幕が開くと、舞台の間口いっぱいに巨大な階段がそびえる。中央に空いた暗い裂け目が、ヨカナーンの囚われている古井戸だ。30数段はある大階段を、歌手たちは上下左右に激しく動き回り、ときにストップモーションのように静止する。ドラマの流れを演者の動きにタイトにリンクさせて表現するのは、デッカー得意の演出手法だ。
その階段や衣装はほぼ白とグレーで統一され、剣やヨカナーンの首が乗せられる銀の皿も含めモノトーンの世界。サロメはじめ登場人物の多くがスキンヘッドなのもインパクト大だ(ただし、サロメ以外はおおむね帽子や王冠などを被って隠している)。
この日の稽古は6月5日(水)&8日(土)の出演歌手たちによるもの。序曲なしで始まる冒頭、いきなり歌い出すナラボート(大槻孝志)の力強い声や、古井戸から聞こえるヨカナーン(大沼徹)の朗々とした響きに、すでに好調な舞台の予感が漂う。そしてその期待を裏切らない圧巻の存在感を示すのが、いま最も勢いのあるソプラノのひとりである主役サロメの森谷真里だ。彼女にとってこれが初役。広い音域で強靭な声が求められる難役を見事に演じきっていた。ヘロデの今尾滋とヘロディアスの池田香織も、知的なアプローチを聴かせる。
そして新常任指揮者セバスティアン・ヴァイグレ率いる読売日本交響楽団が特筆もの。フランクフルト歌劇場の音楽総監督でもあるヴァイグレが、リヒャルト・シュトラウスの大編成で濃厚なオーケストレーションを、力強く、また官能的に響かせる。オペラ指揮者としての本領発揮といった風情で、音楽の色彩が舞台のモノトーンと対照をなして映える。
演出と指揮、歌手、オーケストラがぴったりと噛み合った充実の舞台。実にかっこいい、見ごたえ十分のリヒャルト・シュトラウスだった。東京二期会の《サロメ》は6月5日(水)、6日(木)、8日(土)、9日(日)。
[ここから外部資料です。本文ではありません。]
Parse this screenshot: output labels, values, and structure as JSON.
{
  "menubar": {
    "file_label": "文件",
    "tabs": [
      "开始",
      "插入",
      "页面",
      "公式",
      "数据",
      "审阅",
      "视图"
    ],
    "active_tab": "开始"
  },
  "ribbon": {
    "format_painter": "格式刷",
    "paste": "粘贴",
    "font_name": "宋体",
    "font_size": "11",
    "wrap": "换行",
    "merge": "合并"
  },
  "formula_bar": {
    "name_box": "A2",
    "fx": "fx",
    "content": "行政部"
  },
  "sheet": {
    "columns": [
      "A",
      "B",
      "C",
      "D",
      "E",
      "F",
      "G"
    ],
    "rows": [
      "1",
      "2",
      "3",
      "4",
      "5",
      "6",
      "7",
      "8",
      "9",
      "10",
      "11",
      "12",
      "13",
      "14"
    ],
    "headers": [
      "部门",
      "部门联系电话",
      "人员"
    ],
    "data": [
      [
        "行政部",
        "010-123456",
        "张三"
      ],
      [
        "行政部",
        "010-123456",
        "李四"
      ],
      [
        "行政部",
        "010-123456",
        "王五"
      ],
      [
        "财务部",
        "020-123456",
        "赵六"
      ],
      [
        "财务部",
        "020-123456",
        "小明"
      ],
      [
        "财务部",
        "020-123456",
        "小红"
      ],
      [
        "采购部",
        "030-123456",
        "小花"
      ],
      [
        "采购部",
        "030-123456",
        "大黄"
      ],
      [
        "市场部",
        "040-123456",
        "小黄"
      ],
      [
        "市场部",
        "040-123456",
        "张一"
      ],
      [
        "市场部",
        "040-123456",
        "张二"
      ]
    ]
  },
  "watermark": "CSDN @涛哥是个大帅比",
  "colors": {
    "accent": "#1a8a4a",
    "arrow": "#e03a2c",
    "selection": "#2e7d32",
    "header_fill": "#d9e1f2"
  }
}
上野の東京文化会館で(初日のみ18時30分開演、ほかは14時開演)。
(オペラ《サロメ》あらすじ)
紀元30年頃のイェルサレムの宮殿。古井戸に幽閉されているヨカナーン(洗礼者ヨハネ)は救世主(つまりイエス)の到来を予言している。その声に魅了された王女サロメは彼を誘惑するが拒絶され、その欲望は徐々に狂気を帯びる。義父のヘロデ王を官能的な踊りで誘惑してヨカナーンの生首を手に入れたサロメは、それを愛撫し口づけをする。その姿を恐れたヘロデ王は兵士たちに娘の処刑を命じる。